Expert Perspectives on Updates in the Management of Ulcerative Colitis - Episode 1
Maia Kayal, MD, provides and overview of ulcerative colitis, highlighting symptomology, comorbidities, and the disease impact on patient’s quality of life.
Maia Kayal, MD: Ulcerative colitis is an immune-mediated condition that is characterized by episodes of recurring and relapsing inflammation. Ulcerative colitis starts in the rectum and typically extends proximally to involve other parts of the colon. It's characterized by symptoms of urgency, frequency, bleeding, and pain. It has a significant impact on quality of life obviously because of the significant symptoms that it's associated with and can be quite debilitating to patients. The reason it's so important to consider ulcerative colitis and start with a prompt diagnosis and management is because it is associated with an increased risk of colon cancer in the long term. For patients who have had the disease for about 10 years, the risk of colon cancer is about 8%.
The different phenotypes of ulcerative colitis include proctitis, which is disease that's limited to the rectum, left-sided colitis, which is disease that involves the colon distal to the splenic flexure, and pan-colitis, which is disease that involves the entire colon. We typically use the Montreal Classification to assess severity of ulcerative colitis. So, mild ulcerative colitis includes patients who have four or less bowel movements per day, with no significant symptoms of systemic toxicity. Moderate ulcerative colitis is for patients who have more than four bowel movements a day, with or without blood, with minimal signs of toxicity, and then severe ulcerative colitis includes patients who have more than six bloody bowel movements a day, with an increase of heart rate, fever, increase of inflammatory markers, or anemia.
In patients who are presenting with urgency or frequency or abdominal pain, the diagnosis of irritable bowel syndrome is sometimes given to patients even though they might have an underlying diagnosis of ulcerative colitis.
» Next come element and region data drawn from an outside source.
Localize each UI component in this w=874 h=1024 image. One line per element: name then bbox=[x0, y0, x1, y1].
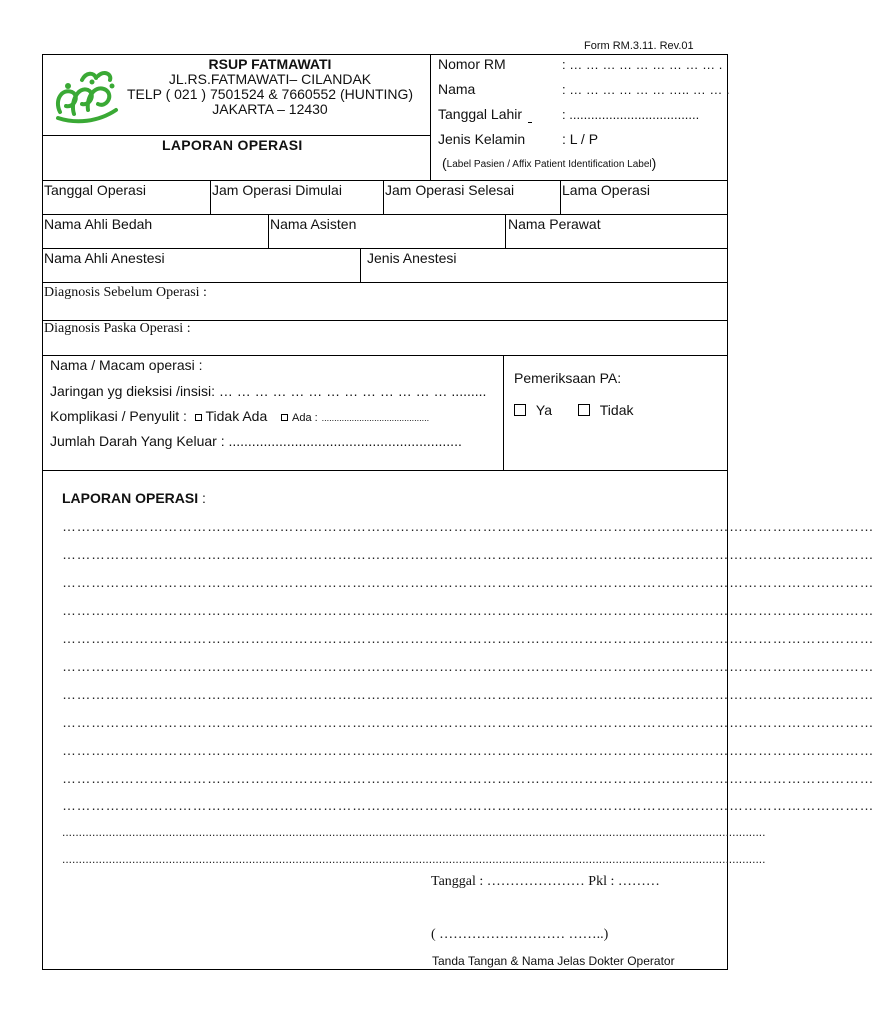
label-note-text: Label Pasien / Affix Patient Identification Label bbox=[446, 159, 652, 170]
form-title: LAPORAN OPERASI bbox=[162, 137, 303, 153]
macam-operasi-label[interactable]: Nama / Macam operasi : bbox=[50, 357, 203, 373]
ahli-anestesi-label[interactable]: Nama Ahli Anestesi bbox=[44, 250, 165, 266]
nomor-rm-label: Nomor RM bbox=[438, 56, 506, 72]
ada-label: Ada : bbox=[292, 412, 318, 424]
komplikasi-label: Komplikasi / Penyulit : bbox=[50, 408, 187, 424]
report-line[interactable]: …………………………………………………………………………………………………………………………………………………… bbox=[62, 518, 874, 534]
paren-close: ) bbox=[651, 155, 657, 171]
jenis-kelamin-field[interactable]: : L / P bbox=[562, 131, 599, 147]
header-divider bbox=[430, 54, 431, 180]
jenis-kelamin-label: Jenis Kelamin bbox=[438, 131, 526, 147]
report-line[interactable]: …………………………………………………………………………………………………………………………………………………… bbox=[62, 770, 874, 786]
row-divider-4 bbox=[42, 282, 728, 283]
patient-label-note bbox=[442, 156, 656, 172]
col-divider bbox=[503, 355, 504, 470]
hospital-info bbox=[110, 57, 430, 117]
tidak-ada-checkbox[interactable] bbox=[195, 414, 202, 421]
diagnosis-paska-label[interactable]: Diagnosis Paska Operasi : bbox=[44, 321, 191, 336]
nama-field[interactable]: : … … … … … … ….. … … . bbox=[562, 82, 730, 97]
hospital-name: RSUP FATMAWATI bbox=[208, 56, 332, 72]
lama-operasi-label[interactable]: Lama Operasi bbox=[562, 182, 650, 198]
form-code: Form RM.3.11. Rev.01 bbox=[584, 40, 694, 52]
pemeriksaan-pa-label: Pemeriksaan PA: bbox=[514, 370, 622, 386]
jam-mulai-label[interactable]: Jam Operasi Dimulai bbox=[212, 182, 342, 198]
jenis-anestesi-label[interactable]: Jenis Anestesi bbox=[367, 250, 457, 266]
row-divider-2 bbox=[42, 214, 728, 215]
tanggal-lahir-label: Tanggal Lahir bbox=[438, 106, 523, 122]
hospital-address: JL.RS.FATMAWATI– CILANDAK bbox=[168, 71, 372, 87]
report-line[interactable]: ................................................................................................................................................................................................................... bbox=[62, 825, 766, 839]
report-line[interactable]: …………………………………………………………………………………………………………………………………………………… bbox=[62, 742, 874, 758]
report-heading-colon: : bbox=[198, 490, 206, 506]
darah-field[interactable]: Jumlah Darah Yang Keluar : ............................................................ bbox=[50, 433, 462, 449]
report-line[interactable]: …………………………………………………………………………………………………………………………………………………… bbox=[62, 658, 874, 674]
tanggal-pkl-field[interactable]: Tanggal : ………………… Pkl : ……… bbox=[431, 874, 660, 889]
signature-caption: Tanda Tangan & Nama Jelas Dokter Operator bbox=[432, 954, 675, 968]
ya-checkbox[interactable] bbox=[514, 404, 526, 416]
tanggal-lahir-field[interactable]: : .................................... bbox=[562, 107, 700, 122]
col-divider bbox=[268, 214, 269, 248]
report-line[interactable]: …………………………………………………………………………………………………………………………………………………… bbox=[62, 686, 874, 702]
diagnosis-sebelum-label[interactable]: Diagnosis Sebelum Operasi : bbox=[44, 285, 207, 300]
ya-label: Ya bbox=[535, 402, 552, 418]
col-divider bbox=[360, 248, 361, 282]
header-title-divider bbox=[42, 135, 431, 136]
asisten-label[interactable]: Nama Asisten bbox=[270, 216, 357, 232]
nomor-rm-field[interactable]: : … … … … … … … … … . bbox=[562, 57, 723, 72]
tidak-label: Tidak bbox=[599, 402, 634, 418]
komplikasi-row bbox=[50, 409, 429, 424]
col-divider bbox=[505, 214, 506, 248]
report-line[interactable]: …………………………………………………………………………………………………………………………………………………… bbox=[62, 714, 874, 730]
report-line[interactable]: ................................................................................................................................................................................................................... bbox=[62, 852, 766, 866]
row-divider-3 bbox=[42, 248, 728, 249]
jam-selesai-label[interactable]: Jam Operasi Selesai bbox=[385, 182, 515, 198]
signature-field[interactable]: ( ……………………… ……..) bbox=[431, 927, 609, 942]
ahli-bedah-label[interactable]: Nama Ahli Bedah bbox=[44, 216, 153, 232]
row-divider-1 bbox=[42, 180, 728, 181]
report-line[interactable]: …………………………………………………………………………………………………………………………………………………… bbox=[62, 630, 874, 646]
report-line[interactable]: …………………………………………………………………………………………………………………………………………………… bbox=[62, 574, 874, 590]
ada-checkbox[interactable] bbox=[281, 414, 288, 421]
report-line[interactable]: …………………………………………………………………………………………………………………………………………………… bbox=[62, 602, 874, 618]
hospital-city: JAKARTA – 12430 bbox=[212, 101, 328, 117]
tidak-ada-label: Tidak Ada bbox=[205, 408, 268, 424]
ada-field[interactable]: ........................................... bbox=[321, 413, 430, 423]
report-heading bbox=[62, 491, 206, 505]
col-divider bbox=[383, 180, 384, 214]
perawat-label[interactable]: Nama Perawat bbox=[508, 216, 601, 232]
report-heading-text: LAPORAN OPERASI bbox=[62, 490, 199, 506]
tanggal-lahir-underline bbox=[528, 122, 532, 123]
report-line[interactable]: …………………………………………………………………………………………………………………………………………………… bbox=[62, 797, 874, 813]
jaringan-field[interactable]: Jaringan yg dieksisi /insisi: … … … … … … … … … … … … … ......... bbox=[50, 383, 487, 399]
nama-label: Nama bbox=[438, 81, 476, 97]
row-divider-7 bbox=[42, 470, 728, 471]
tidak-checkbox[interactable] bbox=[578, 404, 590, 416]
row-divider-6 bbox=[42, 355, 728, 356]
paren-open: ( bbox=[442, 155, 447, 171]
report-line[interactable]: …………………………………………………………………………………………………………………………………………………… bbox=[62, 546, 874, 562]
tanggal-operasi-label[interactable]: Tanggal Operasi bbox=[44, 182, 146, 198]
hospital-phone: TELP ( 021 ) 7501524 & 7660552 (HUNTING) bbox=[126, 86, 414, 102]
col-divider bbox=[560, 180, 561, 214]
col-divider bbox=[210, 180, 211, 214]
pemeriksaan-options bbox=[514, 403, 633, 417]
So, you can see that irritable bowel syndrome, or IBS, is a common co-morbidity for patients with IBD and that's why it's super important at the beginning to really make a diagnosis early by sending labs, stool studies, and doing a colonoscopy. However, in ulcerative colitis, up to 25% of patients will have extra-intestinal manifestations which can be comorbid to their diagnosis. This includes entities like primary sclerosing cholangitis, arthritis, ankylosing spondylitis, uveitis, in addition to skin manifestations like eczema, psoriasis, and pyoderma gangrenosum.